CHAPTER XIII:  The Early Beginnings of Damage

Each of us, of course, meets hurt experiences very early in his/her life. Our physical weakness, lack of experience and information and the resulting extreme dependence on others when we are very young leave us wide open to be hurt repeatedly in this period.

These early hurts may be inflicted by many things. Bumps and bruises and accidents and cold and hunger and frustration can all play their part.

In our civilization, however, the dominant source of hurts when we are very young is precisely the distress patterns of the adults around us. For an adult to behave irrationally is upsetting to a baby; and when that irrationality consists of or is accompanied by crossness, reproach, invalidation, ridicule, aloofness or violence as it usually is, the hurt is severe.

Perhaps you can imagine an infant playing happily with her mother. She is warm, happy, outgoing, loving towards her. The mother is warm, happy, outgoing, loving to her baby. The world is a wonderful place.

Then the phone rings and the mother goes to answer it. Baby waits for the wonderful play to resume. She has no way of knowing what signals come to her mother over the phone, nor of understanding their effect if she did know. So it can happen when the mother returns and baby stretches her arms to her warmly and lovingly, she is met with an expression of disgust and a loud, harsh voice saying “Don’t bother me!” in tones of hate. 

Sounds coming over the phone have triggered an old distress recording in the mother, which takes over and “plays” itself at the baby through her.  The source of the recording has nothing to do with the baby or the mother’s relation to her.  Baby, however, is hurt, and a recording etches itself as she stops thinking and the experience mis-stores.

Whatever distress the experience contains will remain rigidly attached to the entire experience and to any experience which “reminds” the baby of it later. This rigid effect will vary greatly with each infant, depending on details and especially on what earlier distress patterns already exist to be re-stimulated by this one.

One infant in a situation like the above may be left with a fixed distrust of all other people. Another may be left with a rigid sense of his/her being a “bother.”

In any case, the “tracks” of this kind of early experience will show, with great effect, among the rigidities of the adult into which the infant grows. The adult, in his/her first interview with a counselor, is likely to volunteer that he/she “is a nuisance," that he/she wants help to quit being “such a bother to everybody.” A host of later distress and/or re-stimulation experiences will be related as indicating what a “bother” he/she is, but eventually, as his/her counseling progresses, the effect of the early experience will emerge as the significant “direction-fixer” it has been.

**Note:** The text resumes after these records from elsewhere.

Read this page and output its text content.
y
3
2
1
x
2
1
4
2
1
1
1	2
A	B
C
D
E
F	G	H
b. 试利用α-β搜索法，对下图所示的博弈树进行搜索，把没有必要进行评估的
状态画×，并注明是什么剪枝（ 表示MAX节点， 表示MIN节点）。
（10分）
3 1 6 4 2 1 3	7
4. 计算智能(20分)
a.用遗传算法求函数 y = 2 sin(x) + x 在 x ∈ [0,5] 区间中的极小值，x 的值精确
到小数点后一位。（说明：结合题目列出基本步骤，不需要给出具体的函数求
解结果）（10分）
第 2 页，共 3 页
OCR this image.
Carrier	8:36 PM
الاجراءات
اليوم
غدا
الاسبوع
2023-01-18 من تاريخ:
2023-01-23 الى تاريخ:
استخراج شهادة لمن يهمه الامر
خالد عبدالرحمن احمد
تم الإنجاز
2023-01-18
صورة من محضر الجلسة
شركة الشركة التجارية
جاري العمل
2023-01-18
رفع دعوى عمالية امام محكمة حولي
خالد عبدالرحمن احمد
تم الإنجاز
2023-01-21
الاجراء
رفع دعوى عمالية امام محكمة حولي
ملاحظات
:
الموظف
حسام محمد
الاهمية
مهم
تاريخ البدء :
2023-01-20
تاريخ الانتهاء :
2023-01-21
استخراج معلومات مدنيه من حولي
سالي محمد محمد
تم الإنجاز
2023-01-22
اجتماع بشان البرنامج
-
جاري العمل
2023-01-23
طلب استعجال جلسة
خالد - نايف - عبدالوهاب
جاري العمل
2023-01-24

We are hurt early and often, primarily by the distress patterns of the adults in whose charge we are. These early hurts are re-stimulated and added to at an increasing rate, becoming chronic and “numb” (i.e., seeming to become calloused) in some areas, but always continuing to clog our thinking abilities at an increasing rate.  (Fig. 11)

This is the bad side of “growing up.” This process of “ossifying” our flexible intelligence has gone on relentlessly for all of us.